Opinião

Bolsa fraudada

Editorial do Estadão
As principais restrições que sempre foram feitas ao Programa Bolsa-Família, do governo Lula, se referiam à chamada "porta de saída", isto é, como tornar seus beneficiários independentes do programa e introduzir, ou reintroduzir, no mercado de trabalho formal pessoas que se acostumaram a receber, sem nenhum esforço pessoal, um rendimento que, por menor que seja, cobre suas necessidades imediatas. A bolsa não induziria seus beneficiários a um sentimento de acomodação?

Agora, no entanto, surge um outro problema nesse programa, aliás, previsível, mas que era considerado antes de mínima relevância: a grande quantidade de fraudes detectada em auditoria do Tribunal de Contas da União (TCU). Os números absolutos são impressionantes, mesmo que o porcentual fraudado não seja grande, se comparado ao volume de recursos empregados no programa (R$ 11,4 bilhões este ano) e à quantidade de beneficiários (11,1 milhões).

O TCU constatou a existência de nada menos do que 1,1 milhão de famílias que recebem recursos do Bolsa-Família apesar de contarem com rendimento próprio maior do que o estipulado para se inscrever no programa. Cruzando a lista de beneficiários com o Registro Nacional de Veículos Automotores, o TCU descobriu que 106,4 mil famílias atendidas pelo programa possuíam veículos novos - carros, caminhões, tratores e até motos importadas com valores elevados. A propósito, uma família que declarou renda mensal por pessoa de R$ 35 - o que dava direito a receber R$ 94 do programa - tinha sete caminhões, avaliados em R$ 756,4 mil. Outra, com renda per capita declarada de R$ 60, possuía três tratores, avaliados em R$ 538,5 mil - e assim por diante.

Além disso, consultando o Sistema Informatizado de Controle de Óbitos (Sisobi) do Dataprev, o TCU comprovou que receberam dinheiro do Bolsa-Família nada menos do que 3.791 mortos. Realmente, é uma multidão de fantasmas bolsistas de fazer inveja à população de defuntos ativos do livro Incidente em Antares, de Érico Veríssimo. O que é mais aberrante e condenável nesse tipo de fraude, envolvendo recursos públicos, é que pessoas muito pobres de fato, que necessitam dessa ajuda para ter condições mínimas de sobrevivência, especialmente alimentação, ficam sem ela. Pior do que o volume de recursos surrupiados dos contribuintes - e subtraídos de um programa social - é a facilidade que esse programa governamental propicia para a elucubração de criminosos esquemas fraudulentos, como se a criatividade delinquencial nele encontrasse terra fértil. E sem dúvida há toda uma perversa didática nesse processo - com discípulos ávidos em absorvê-la. Entre estes - como não poderia deixar de ser - figuras da política.

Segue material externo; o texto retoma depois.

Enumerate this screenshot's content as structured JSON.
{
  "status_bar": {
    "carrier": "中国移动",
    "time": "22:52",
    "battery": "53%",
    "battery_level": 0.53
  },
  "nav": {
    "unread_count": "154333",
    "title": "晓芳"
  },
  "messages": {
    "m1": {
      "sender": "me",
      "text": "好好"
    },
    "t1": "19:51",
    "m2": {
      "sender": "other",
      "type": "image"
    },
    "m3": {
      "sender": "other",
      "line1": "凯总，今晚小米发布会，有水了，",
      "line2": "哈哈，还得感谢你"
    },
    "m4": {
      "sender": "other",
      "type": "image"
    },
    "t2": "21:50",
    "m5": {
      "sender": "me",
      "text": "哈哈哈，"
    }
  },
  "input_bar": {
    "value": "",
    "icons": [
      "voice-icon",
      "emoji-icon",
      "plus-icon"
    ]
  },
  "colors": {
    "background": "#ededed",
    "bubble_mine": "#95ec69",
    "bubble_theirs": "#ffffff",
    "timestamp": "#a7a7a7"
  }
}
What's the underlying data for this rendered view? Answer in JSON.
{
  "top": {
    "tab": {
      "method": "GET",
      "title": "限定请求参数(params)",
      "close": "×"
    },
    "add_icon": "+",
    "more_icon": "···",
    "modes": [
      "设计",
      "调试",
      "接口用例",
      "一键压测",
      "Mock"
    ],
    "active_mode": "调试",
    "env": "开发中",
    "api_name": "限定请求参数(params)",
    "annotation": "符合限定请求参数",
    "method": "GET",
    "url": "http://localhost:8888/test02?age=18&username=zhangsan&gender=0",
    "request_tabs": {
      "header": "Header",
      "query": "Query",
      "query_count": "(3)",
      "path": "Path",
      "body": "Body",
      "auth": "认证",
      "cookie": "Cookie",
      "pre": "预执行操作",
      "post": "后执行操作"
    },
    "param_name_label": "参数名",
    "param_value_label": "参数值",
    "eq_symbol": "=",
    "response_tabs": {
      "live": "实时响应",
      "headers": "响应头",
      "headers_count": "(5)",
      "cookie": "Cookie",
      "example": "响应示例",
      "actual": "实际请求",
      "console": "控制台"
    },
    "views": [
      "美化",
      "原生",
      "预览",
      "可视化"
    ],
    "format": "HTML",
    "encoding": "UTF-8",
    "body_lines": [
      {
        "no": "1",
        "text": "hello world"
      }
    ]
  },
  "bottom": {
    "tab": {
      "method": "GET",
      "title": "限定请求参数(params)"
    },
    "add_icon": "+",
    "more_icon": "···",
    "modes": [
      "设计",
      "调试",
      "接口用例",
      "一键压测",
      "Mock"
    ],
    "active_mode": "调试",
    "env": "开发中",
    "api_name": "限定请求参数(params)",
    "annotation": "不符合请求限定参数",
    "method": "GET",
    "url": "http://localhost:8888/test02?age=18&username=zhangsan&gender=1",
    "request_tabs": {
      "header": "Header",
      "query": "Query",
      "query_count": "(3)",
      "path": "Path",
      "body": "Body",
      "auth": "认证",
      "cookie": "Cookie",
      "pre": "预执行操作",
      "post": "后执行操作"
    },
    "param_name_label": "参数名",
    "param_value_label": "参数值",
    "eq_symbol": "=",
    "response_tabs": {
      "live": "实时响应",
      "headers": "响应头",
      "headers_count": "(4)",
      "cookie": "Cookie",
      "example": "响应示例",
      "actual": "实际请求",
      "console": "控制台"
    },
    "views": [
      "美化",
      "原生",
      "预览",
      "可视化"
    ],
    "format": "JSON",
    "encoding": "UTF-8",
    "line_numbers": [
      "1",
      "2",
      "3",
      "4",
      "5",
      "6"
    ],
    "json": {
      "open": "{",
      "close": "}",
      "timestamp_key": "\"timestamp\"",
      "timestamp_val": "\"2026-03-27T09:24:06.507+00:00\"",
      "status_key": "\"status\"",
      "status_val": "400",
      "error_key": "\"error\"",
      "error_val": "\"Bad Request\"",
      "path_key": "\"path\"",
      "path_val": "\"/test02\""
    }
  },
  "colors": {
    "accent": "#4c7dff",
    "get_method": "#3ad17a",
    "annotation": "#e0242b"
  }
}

E agora vem a parte mais chocante: ao cruzar os nomes do rol de beneficiários do Bolsa-Família com a relação de candidatos nas eleições de 2004 e 2006, os auditores do TCU flagraram, como beneficiários do programa social, 577 políticos eleitos! E, se forem considerados os suplentes - aqueles candidatos que não foram eleitos -, o número cresce: foram 39.937 os políticos que receberam o Bolsa-Família. O TCU detectou que esses políticos - eleitos e não eleitos - pertencem a 22,6 mil famílias que só em fevereiro do ano passado ganharam R$ 1,5 milhão. Quer dizer, além da sustentação político-eleitoral que esse programa social propicia, também contribui para a sustentação financeira de políticos de carreira. Foi apenas em março de 2008 que o presidente Lula assinou decreto proibindo que políticos eleitos em qualquer esfera de governo recebam recursos do Bolsa-Família - antes tarde do que nunca.